Were it not for the spirited, sinuous and stylish playing of Sir John Eliot Gardiner’s period-instrument orchestra, the English Baroque Soloists, you wouldn’t find even two stars above this review. I loved the way that Gardiner and his musicians - raised several feet above normal pit level, to thrilling effect - lavished as much energy and finesse on this intermittently prophetic but diffuse Mozart comedy (written when he was 18) as they would have done on“Figaro”.
But as for what went on above their heads - oh dear. Not so much “The Pretend Gardener” as the pretend staging: a farrago of inconsequential modern-dress posturing, hammier than a convention of butchers, stuck in one of the dreariest sets I’ve seen at Covent Garden.
You know you’re trapped in a dismal evening when the tenor starts splashing in an onstage pond to raise a cheap laugh.
Admittedly, the Royal Opera has had well-publicised problems preparing this show. Gardiner and the intended stage director, Christof Loy, disagreed over what cuts to make in the long-winded score. Loy walked out, leaving his assistant, Annika Haller, to recreate a staging Loy devised eight years ago in Dusseldorf - if you can believe such tosh. And this is billed as Covent Garden’s first “new”, production of the season? God preserve us.
But could any staging make something dramatically credible of this plot? It’s a creaky tale of a noblewoman who disguises herself as a gardener to escape from her violent lover, only to fall for him again when he reappears to woo somebody else. However, the opera does have two unexpectedly poignant scenes when both central characters go poetically mad. With sensitive handling, the piece could be presented as a forerunner to “Cosi fan tutte”: a study of lovers who locate their true feelings only when driven to despair and confusion.
No chance of that with characters rushing like demented clockwork dolls, doing utterly pointless bits of“business”. Some of the singing sent the wrong sort of shivers down the spine, too. In the title-role Genia Kuhmeier was too often below pitch and hooty. Camilla Tilling, as her aristocratic rival, was better vocally but all over the place as a character.

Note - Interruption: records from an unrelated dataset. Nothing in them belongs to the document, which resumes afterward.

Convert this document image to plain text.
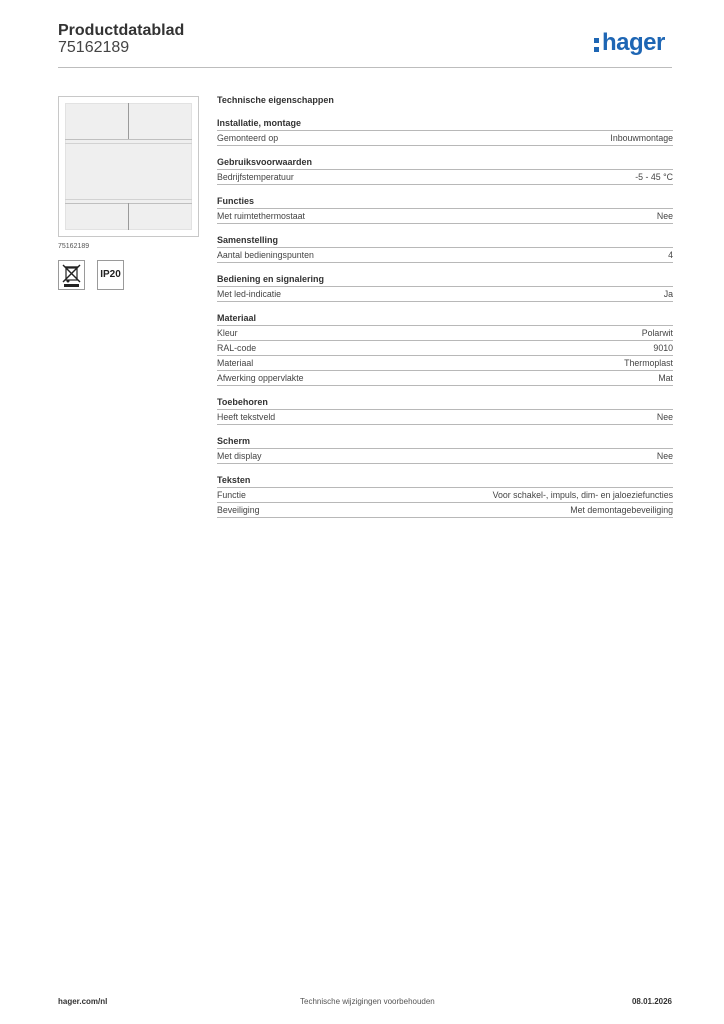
Productdatablad
75162189	hager
75162189
IP20
Technische eigenschappen
Installatie, montage
Gemonteerd op	Inbouwmontage
Gebruiksvoorwaarden
Bedrijfstemperatuur	-5 - 45 °C
Functies
Met ruimtethermostaat	Nee
Samenstelling
Aantal bedieningspunten	4
Bediening en signalering
Met led-indicatie	Ja
Materiaal
Kleur	Polarwit
RAL-code	9010
Materiaal	Thermoplast
Afwerking oppervlakte	Mat
Toebehoren
Heeft tekstveld	Nee
Scherm
Met display	Nee
Teksten
Functie	Voor schakel-, impuls, dim- en jaloeziefuncties
Beveiliging	Met demontagebeveiliging
hager.com/nl	Technische wijzigingen voorbehouden	08.01.2026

Sophie Koch seemed to have problems with any sort of coloratura in the breeches role of Ramiro. Kurt Streit was at least dependably loud as the perpetually harassed Mayor. But it was left to Patrizia Biccire as the maid and Christopher Maltman as her continually repulsed lover to generate what comic momentum there was, with Robert Murray as the two-timing Count Belfiore supplying the evening’s most elegant singing.